Nata il ventuno a primavera e morta il primo novembre, festa di Ognissanti. Alda Merini, abile tessitrice di parole, è stata una poetessa in grado di risorgere spesso e volentieri dalle proprie ceneri. Il dramma del manicomio ha amplificato il suo dolore e ha reso eco ogni angoscia. Le sue parole sono fiumi pronti all’esondazione, acqua limpida e calma ma anche pronta a divenire un’onda in grado di lasciare il lettore a bocca aperta e senza respiro. Le poesie di Alda – migliaia di versi – si arrampicano sullo stelo del sentimento e poi compongono le misure perfette di un fiore.

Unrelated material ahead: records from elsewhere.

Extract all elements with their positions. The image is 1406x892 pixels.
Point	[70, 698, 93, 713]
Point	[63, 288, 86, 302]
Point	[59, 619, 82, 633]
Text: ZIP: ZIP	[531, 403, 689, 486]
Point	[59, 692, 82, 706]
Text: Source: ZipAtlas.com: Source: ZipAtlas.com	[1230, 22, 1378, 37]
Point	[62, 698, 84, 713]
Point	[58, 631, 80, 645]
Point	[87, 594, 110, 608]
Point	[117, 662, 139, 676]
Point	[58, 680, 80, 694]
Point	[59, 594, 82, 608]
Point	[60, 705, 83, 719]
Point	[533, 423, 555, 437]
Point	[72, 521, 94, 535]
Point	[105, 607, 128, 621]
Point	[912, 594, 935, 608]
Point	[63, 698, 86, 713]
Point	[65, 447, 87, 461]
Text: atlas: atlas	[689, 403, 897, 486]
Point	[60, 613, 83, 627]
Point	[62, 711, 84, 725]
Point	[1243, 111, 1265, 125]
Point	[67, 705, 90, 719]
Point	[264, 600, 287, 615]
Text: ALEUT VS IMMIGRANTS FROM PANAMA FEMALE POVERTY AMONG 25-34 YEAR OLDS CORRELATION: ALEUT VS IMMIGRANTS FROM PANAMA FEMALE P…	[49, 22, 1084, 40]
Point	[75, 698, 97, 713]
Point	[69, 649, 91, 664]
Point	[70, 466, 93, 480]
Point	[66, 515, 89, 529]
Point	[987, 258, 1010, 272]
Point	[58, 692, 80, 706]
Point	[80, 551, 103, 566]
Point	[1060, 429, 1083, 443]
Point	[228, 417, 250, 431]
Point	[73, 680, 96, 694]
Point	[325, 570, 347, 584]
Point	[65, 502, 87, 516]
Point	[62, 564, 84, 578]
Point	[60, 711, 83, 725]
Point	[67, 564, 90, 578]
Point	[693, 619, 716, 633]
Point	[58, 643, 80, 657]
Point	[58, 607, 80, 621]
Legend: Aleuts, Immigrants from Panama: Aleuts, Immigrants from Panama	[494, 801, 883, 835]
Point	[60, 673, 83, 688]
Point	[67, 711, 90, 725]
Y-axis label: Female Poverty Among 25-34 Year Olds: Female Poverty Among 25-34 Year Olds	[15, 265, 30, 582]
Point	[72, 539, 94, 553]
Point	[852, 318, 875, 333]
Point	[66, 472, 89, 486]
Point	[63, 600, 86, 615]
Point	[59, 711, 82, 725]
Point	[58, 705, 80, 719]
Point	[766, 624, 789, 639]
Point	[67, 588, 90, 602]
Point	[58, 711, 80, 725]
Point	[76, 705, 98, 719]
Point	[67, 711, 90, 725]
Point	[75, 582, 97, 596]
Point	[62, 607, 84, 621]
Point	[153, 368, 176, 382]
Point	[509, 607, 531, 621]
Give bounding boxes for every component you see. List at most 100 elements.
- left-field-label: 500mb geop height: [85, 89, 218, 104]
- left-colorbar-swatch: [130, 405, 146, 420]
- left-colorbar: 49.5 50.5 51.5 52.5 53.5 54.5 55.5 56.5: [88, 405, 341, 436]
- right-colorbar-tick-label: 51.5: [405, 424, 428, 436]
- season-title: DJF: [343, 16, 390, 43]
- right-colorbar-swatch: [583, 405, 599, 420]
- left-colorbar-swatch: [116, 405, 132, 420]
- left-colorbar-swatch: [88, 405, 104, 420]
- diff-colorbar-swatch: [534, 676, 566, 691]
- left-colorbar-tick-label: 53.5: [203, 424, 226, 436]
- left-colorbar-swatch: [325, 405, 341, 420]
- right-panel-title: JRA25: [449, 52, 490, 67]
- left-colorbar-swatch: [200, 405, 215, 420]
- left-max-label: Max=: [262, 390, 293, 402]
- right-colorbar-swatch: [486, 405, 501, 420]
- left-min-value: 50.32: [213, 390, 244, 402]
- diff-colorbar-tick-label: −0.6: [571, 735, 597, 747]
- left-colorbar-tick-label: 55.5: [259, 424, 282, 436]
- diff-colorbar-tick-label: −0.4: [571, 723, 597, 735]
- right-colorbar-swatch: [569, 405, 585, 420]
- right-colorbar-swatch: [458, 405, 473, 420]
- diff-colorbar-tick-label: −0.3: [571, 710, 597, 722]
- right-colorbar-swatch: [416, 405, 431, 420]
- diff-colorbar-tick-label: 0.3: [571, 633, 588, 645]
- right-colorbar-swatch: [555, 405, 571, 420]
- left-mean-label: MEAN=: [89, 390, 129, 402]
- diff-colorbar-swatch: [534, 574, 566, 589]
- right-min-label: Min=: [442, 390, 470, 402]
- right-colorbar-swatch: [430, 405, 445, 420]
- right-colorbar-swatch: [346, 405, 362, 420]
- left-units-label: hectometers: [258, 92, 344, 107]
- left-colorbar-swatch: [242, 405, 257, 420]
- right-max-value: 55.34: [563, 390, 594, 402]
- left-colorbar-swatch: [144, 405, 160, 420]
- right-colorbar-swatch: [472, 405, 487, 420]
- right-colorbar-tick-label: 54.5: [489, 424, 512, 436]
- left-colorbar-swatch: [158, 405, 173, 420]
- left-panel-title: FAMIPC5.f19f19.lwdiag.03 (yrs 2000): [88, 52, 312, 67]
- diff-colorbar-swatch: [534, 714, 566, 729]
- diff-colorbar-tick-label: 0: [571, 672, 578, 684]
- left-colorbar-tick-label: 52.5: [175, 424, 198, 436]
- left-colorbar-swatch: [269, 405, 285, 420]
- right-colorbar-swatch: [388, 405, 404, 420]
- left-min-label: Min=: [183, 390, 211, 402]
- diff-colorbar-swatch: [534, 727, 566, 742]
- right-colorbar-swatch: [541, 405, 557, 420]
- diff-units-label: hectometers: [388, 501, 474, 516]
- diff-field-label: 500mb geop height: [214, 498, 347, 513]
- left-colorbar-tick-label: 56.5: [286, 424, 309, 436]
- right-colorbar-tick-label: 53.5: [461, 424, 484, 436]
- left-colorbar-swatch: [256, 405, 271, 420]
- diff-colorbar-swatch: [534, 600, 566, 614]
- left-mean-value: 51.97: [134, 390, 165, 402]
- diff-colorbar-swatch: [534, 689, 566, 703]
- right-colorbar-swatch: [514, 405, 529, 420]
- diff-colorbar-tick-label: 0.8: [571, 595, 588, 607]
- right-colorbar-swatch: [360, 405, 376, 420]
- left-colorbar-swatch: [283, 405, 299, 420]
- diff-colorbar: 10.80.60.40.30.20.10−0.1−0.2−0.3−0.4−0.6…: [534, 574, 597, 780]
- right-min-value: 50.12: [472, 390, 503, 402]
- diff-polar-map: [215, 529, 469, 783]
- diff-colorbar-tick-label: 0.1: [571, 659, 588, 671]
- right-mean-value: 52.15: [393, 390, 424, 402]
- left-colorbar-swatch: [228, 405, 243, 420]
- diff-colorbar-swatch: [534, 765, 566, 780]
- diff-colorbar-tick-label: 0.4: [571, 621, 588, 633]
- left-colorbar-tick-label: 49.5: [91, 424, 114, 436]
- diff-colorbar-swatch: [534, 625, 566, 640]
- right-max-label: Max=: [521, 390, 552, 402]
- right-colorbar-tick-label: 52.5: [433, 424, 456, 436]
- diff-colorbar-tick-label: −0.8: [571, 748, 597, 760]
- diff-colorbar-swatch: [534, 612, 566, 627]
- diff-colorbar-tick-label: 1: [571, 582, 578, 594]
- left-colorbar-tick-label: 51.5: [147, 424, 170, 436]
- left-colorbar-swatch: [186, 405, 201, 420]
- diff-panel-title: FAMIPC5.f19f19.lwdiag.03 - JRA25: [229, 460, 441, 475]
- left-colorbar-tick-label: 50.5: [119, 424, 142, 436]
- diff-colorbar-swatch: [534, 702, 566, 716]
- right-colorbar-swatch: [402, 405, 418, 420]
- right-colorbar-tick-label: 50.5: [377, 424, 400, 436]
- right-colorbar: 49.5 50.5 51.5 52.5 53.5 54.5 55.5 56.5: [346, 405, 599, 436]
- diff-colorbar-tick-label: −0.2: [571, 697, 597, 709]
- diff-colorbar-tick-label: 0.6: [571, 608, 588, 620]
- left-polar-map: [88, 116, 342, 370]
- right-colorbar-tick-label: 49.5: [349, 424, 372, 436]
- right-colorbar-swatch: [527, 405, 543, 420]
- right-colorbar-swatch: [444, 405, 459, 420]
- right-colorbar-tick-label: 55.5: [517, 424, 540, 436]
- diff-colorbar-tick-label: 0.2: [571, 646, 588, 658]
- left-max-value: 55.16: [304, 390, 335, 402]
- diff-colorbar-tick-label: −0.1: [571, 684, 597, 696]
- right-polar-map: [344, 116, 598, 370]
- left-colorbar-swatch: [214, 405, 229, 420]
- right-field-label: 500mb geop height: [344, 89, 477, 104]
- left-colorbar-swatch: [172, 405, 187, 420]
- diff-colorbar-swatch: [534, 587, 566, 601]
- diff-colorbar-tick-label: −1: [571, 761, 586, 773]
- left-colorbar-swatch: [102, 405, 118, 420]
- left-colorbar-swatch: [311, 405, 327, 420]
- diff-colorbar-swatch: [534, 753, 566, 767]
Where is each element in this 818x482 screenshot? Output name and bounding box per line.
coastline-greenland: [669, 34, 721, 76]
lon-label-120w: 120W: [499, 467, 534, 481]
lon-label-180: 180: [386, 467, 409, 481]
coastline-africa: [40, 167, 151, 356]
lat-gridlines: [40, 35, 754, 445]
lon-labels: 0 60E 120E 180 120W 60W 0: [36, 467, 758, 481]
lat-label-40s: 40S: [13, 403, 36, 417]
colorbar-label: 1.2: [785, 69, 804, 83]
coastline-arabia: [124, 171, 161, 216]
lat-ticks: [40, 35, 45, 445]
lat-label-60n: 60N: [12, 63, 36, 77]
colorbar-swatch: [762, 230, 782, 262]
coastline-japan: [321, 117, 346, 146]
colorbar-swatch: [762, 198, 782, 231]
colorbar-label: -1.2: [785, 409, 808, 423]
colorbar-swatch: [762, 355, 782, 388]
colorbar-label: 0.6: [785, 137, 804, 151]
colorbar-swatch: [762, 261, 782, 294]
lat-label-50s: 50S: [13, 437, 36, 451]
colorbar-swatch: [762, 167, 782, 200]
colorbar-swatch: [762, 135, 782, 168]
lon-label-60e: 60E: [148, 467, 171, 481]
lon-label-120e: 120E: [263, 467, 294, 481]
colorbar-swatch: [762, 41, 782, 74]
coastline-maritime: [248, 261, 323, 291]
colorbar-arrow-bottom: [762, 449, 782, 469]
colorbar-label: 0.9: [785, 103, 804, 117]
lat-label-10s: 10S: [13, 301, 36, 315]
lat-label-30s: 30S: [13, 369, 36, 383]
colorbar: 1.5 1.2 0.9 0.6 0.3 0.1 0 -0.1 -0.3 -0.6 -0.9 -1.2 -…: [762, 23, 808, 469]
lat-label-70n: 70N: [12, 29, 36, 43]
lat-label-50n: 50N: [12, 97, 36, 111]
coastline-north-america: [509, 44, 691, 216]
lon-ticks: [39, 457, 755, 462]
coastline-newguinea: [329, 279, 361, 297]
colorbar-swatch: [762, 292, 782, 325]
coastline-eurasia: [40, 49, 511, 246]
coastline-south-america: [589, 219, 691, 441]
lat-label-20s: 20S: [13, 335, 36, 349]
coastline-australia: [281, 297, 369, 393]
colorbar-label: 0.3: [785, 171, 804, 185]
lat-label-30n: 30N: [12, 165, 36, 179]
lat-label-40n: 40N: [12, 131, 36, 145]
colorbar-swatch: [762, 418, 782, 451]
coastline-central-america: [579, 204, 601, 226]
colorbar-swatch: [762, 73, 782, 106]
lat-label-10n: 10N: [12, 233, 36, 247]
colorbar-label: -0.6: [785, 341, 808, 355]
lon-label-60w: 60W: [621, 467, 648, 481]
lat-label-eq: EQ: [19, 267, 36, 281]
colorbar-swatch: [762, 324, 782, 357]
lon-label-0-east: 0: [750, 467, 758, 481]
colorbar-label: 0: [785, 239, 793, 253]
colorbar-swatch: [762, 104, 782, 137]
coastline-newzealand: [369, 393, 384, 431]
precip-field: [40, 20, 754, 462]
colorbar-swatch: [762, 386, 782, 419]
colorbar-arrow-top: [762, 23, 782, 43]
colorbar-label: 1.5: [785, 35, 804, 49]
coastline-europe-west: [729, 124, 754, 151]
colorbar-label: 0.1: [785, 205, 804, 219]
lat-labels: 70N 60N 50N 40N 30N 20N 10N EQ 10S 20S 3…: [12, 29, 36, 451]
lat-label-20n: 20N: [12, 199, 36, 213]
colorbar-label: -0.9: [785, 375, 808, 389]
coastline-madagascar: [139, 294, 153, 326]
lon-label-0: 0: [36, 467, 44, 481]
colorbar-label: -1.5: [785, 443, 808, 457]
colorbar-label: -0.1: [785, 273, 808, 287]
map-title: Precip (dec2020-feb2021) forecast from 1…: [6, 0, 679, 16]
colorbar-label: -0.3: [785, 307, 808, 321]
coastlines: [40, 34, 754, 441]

La copertina del volume – divisa in tre colori: nero, bianco e rosso – sembra volerci ricordare (casualmente?) il lavoro costante che questa donna si è ritrovata a fare: capirsi, amarsi, ritrovarsi. Il libro si apre con la raccolta La presenza di Orfeo, prima pubblicazione della poetessa. All’epoca – era il 1953 – la silloge vide la luce grazie alla casa editrice Schwarz e a Giacinto Spagnoletti, curatore della collana di poesia il “Campionario”. Nozze romane, Paura di Dio, Le satire della Ripa… pagine e pagine di poesie, per rivivere gli anni – e l’anima – di una donna che ha messo al mondo innumerevoli meraviglie. 700 pagine di inchiostro, di nuda poesia, per poi arrivare alla prosa di Alda Merini.
Delirio amoroso, Diario di una diversa, Il tormento delle figure, Lettere al dottor G… altre 300 pagine, dove è possibile vedere il riflesso della poetessa. Quel riflesso che è parte della memoria dei Navigli: luogo, casa, rifugio del suo poetare. In ogni foglio, una volta bianco, c’è la luminosa ombra di Alda Merini. Finalmente non più vittima di un mondo incapace di abbracciarla sinceramente.
Con il suo incessante lavoro, questa donna, è diventata ciò che le è stato negato: un abbraccio destinato a chiunque avrà il coraggio di bruciare – e risorgere – assieme alle sue parole.